Prior to joining the faculty at the UMN School of Social Work, I was trained at the University of Southern California Davis School of Gerontology, focusing on elder abuse and neglect, and then completed a postdoc at Stanford University in the Psychology Department and at the Stanford Center on Longevity. 

What led you to apply to the Fesler-Lampert Chair?

In addition to my scholarship, I care deeply about increasing access to gerontology education at the University of Minnesota. I applied for the Fesler-Lampert Chair in order to develop an online curriculum that provides access to training in aging studies and introduces more students to the exciting field of gerontology. 

What are some of the projects you plan to work on while F-L Chair? What do you hope to achieve?
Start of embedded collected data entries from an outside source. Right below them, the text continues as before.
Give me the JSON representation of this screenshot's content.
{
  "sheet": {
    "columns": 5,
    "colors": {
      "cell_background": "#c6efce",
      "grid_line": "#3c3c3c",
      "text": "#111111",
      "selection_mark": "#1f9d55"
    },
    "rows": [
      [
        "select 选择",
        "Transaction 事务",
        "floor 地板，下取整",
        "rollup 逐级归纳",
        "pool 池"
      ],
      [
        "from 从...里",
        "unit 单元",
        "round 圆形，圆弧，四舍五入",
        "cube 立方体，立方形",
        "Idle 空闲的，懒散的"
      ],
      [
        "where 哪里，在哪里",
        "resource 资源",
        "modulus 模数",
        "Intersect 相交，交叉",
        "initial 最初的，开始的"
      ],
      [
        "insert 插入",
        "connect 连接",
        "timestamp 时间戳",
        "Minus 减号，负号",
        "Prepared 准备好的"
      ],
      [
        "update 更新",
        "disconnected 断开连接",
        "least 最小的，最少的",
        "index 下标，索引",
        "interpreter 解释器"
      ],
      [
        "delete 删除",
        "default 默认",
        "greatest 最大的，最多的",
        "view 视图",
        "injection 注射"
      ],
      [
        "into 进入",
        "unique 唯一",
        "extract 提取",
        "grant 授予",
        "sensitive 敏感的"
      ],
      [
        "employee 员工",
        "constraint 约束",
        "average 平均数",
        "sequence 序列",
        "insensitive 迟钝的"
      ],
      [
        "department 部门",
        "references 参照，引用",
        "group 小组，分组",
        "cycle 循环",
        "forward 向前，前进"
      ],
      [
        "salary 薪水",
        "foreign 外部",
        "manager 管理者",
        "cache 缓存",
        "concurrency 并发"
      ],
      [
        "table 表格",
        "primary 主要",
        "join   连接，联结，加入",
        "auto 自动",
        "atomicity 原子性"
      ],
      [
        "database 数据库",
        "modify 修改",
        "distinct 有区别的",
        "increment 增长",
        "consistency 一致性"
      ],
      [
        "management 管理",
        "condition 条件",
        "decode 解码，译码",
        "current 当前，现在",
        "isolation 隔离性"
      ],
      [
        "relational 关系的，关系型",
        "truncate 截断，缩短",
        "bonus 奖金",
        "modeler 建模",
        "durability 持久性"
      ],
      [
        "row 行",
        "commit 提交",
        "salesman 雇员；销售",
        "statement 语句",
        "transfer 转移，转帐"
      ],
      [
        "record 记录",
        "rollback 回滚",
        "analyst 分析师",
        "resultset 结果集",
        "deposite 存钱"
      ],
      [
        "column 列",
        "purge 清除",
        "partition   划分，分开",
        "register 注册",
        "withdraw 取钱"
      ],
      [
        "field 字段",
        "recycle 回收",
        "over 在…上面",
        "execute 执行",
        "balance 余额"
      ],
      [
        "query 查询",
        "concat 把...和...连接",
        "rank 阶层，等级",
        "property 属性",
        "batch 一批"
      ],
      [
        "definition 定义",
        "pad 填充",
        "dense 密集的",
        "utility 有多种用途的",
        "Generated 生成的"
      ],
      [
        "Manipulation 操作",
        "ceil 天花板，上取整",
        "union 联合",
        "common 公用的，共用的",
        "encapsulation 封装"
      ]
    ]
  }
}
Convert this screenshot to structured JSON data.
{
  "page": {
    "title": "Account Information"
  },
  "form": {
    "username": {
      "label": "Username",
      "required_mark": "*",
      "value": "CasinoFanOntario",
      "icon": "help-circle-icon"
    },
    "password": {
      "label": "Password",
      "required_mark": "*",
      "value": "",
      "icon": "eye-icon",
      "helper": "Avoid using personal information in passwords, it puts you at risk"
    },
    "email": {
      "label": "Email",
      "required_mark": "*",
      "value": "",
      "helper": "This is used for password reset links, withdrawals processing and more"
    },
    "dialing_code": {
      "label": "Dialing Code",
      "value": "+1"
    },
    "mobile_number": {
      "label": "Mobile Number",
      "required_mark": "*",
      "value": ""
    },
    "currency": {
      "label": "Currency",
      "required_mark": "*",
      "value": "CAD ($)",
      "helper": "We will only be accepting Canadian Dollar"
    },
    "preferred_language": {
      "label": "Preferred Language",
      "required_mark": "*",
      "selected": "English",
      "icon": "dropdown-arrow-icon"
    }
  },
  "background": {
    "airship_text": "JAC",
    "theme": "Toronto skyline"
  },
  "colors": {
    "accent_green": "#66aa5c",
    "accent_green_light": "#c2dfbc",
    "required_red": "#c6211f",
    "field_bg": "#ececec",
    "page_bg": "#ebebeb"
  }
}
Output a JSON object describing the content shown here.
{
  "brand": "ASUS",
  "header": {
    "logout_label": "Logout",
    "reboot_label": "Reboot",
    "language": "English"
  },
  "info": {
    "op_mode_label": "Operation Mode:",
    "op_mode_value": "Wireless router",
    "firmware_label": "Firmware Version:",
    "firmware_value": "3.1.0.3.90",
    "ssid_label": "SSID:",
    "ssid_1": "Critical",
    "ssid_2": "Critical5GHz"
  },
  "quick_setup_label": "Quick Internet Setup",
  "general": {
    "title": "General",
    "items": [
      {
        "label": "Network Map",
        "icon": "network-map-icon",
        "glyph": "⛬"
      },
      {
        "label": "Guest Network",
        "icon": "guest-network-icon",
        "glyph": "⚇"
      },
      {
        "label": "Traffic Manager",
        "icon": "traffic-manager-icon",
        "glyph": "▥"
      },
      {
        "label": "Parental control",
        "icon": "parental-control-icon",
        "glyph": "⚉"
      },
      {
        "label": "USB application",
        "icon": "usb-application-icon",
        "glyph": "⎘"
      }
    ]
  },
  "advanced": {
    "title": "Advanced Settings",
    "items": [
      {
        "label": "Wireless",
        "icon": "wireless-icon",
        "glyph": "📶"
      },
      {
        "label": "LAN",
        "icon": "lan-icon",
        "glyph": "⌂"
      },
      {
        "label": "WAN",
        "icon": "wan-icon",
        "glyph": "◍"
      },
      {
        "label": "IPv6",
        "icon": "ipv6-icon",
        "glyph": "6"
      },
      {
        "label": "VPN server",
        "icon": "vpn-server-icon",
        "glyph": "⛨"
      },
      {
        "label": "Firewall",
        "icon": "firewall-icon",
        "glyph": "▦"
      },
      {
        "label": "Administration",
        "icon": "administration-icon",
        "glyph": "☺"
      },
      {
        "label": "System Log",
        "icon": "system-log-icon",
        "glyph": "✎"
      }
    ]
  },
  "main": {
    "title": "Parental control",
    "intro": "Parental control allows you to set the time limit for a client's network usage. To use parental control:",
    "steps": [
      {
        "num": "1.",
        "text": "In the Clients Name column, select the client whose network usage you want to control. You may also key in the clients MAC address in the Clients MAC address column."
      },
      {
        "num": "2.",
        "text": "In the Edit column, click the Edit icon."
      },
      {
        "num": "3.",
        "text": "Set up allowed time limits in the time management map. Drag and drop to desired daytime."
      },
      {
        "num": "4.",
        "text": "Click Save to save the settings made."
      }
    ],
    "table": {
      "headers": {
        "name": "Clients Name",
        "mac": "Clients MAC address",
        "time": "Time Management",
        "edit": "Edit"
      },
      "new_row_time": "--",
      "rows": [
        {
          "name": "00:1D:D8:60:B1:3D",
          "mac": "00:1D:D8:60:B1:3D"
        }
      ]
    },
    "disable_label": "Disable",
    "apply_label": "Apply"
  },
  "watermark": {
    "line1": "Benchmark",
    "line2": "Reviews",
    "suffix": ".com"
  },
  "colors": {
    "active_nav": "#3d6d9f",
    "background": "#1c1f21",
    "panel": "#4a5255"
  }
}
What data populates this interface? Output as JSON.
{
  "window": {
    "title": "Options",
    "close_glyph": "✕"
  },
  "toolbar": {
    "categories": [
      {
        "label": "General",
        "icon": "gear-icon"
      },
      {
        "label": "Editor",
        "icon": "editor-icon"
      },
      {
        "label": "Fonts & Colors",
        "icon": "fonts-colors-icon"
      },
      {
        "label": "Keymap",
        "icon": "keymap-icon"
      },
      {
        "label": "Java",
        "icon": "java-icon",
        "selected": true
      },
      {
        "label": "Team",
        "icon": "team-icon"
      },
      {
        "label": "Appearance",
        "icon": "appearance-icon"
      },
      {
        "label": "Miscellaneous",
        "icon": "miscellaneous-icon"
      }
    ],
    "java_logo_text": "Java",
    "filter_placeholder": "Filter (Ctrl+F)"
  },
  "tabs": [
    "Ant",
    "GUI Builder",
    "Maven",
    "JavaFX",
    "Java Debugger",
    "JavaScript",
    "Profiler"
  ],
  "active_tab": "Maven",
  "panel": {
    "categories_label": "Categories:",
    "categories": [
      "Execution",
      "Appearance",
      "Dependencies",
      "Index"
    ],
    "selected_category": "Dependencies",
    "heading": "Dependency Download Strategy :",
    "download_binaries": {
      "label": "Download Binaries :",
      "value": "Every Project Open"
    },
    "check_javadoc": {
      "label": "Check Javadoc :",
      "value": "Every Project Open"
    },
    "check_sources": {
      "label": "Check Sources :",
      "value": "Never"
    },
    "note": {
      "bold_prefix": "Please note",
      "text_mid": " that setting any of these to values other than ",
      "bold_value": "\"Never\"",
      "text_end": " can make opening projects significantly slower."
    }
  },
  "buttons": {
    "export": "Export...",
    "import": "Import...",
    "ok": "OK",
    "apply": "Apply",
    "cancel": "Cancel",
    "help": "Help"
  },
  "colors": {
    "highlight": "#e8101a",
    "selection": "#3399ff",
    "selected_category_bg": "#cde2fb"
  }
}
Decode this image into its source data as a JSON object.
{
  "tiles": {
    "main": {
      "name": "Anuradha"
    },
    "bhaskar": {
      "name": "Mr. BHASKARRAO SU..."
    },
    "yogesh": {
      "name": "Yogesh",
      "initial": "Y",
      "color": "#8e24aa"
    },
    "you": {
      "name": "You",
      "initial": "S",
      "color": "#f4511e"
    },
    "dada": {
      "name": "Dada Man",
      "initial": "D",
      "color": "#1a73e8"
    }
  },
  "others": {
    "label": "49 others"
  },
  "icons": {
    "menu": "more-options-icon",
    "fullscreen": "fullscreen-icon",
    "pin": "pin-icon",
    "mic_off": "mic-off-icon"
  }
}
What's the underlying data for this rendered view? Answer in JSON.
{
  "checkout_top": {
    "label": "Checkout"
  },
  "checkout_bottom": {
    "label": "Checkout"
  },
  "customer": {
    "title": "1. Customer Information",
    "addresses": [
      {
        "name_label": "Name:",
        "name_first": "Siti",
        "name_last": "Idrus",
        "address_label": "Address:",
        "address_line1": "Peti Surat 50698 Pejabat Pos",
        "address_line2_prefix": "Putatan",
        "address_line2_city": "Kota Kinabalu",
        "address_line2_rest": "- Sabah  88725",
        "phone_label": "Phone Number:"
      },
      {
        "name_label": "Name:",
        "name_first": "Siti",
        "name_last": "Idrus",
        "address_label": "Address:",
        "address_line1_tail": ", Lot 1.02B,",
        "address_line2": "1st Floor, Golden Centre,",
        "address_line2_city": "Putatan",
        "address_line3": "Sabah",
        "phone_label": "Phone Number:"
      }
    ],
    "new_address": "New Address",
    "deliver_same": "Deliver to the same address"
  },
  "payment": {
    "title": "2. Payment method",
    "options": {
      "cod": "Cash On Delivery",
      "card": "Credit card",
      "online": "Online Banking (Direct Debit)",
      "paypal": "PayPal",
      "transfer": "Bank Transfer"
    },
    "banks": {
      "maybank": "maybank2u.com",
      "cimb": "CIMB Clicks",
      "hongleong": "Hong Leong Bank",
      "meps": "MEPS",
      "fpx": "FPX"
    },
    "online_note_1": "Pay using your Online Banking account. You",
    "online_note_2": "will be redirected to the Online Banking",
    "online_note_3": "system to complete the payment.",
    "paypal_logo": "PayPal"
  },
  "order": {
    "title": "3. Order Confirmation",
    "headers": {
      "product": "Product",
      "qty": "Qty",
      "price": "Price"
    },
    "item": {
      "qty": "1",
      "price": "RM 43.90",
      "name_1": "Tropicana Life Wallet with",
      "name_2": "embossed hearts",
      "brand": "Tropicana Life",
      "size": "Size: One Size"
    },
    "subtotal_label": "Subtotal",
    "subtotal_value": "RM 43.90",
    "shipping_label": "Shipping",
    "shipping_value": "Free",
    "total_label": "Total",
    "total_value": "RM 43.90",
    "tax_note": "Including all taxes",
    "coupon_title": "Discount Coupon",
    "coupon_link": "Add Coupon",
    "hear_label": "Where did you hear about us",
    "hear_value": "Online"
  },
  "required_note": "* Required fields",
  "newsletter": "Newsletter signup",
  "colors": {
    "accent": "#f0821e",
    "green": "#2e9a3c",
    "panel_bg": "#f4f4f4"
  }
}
I held a listening session with our student association, the Aging Studies Interdisciplinary Group– “ASIG”, and learned that many students are interested in aging but their ability to complete the Gerontology Minor is limited by a few factors. Students shared concerns about the considerable course requirements for their primary majors, the lack of gerontology course offerings, and busy work and internship schedules. Therefore, my goal as the 2024/2025 Fesler-Lampert Chair and as CHAI’s Associate Director of Education is to lower the barrier to entry in gerontology by redeveloping “Multidisciplinary Perspectives in Aging” as an asynchronous online class. As with the in-person course, the curriculum will focus on the key theoretical foundations in gerontology, lifecourse perspectives and methodologies, and current issues and trends in aging.

Asynchronous courses have become increasingly popular because they allow students flexibility to access course material at their own pace and around their existing work, class, and other commitments. An intentionally designed asynchronous class can introduce the field of gerontology to a much wider audience of graduate students across campus who are looking for a 2-credit course that they can complete on their own time.

To develop this course, I will participate in instruction on the best practices in asynchronous course design. Using Canvas, I will record bite-sized lectures and create weekly reading, viewing, and discussion assignments for students to engage with as their schedules permit. The redesigned course will be packaged as “off the shelf” so that any faculty member can be the instructor with minimal additional course prep. 

What are some of your professional and academic goals after the Chair ends?

After the Fesler-Lampert Chair ends, I will continue working to raise the profile of gerontology research and education at the University of Minnesota through teaching, research, and advocacy. In my own area of scholarship, I am motivated to develop scalable, cost-effective interventions that protect older adults from exploitation while preserving their right to self-determination and financial autonomy.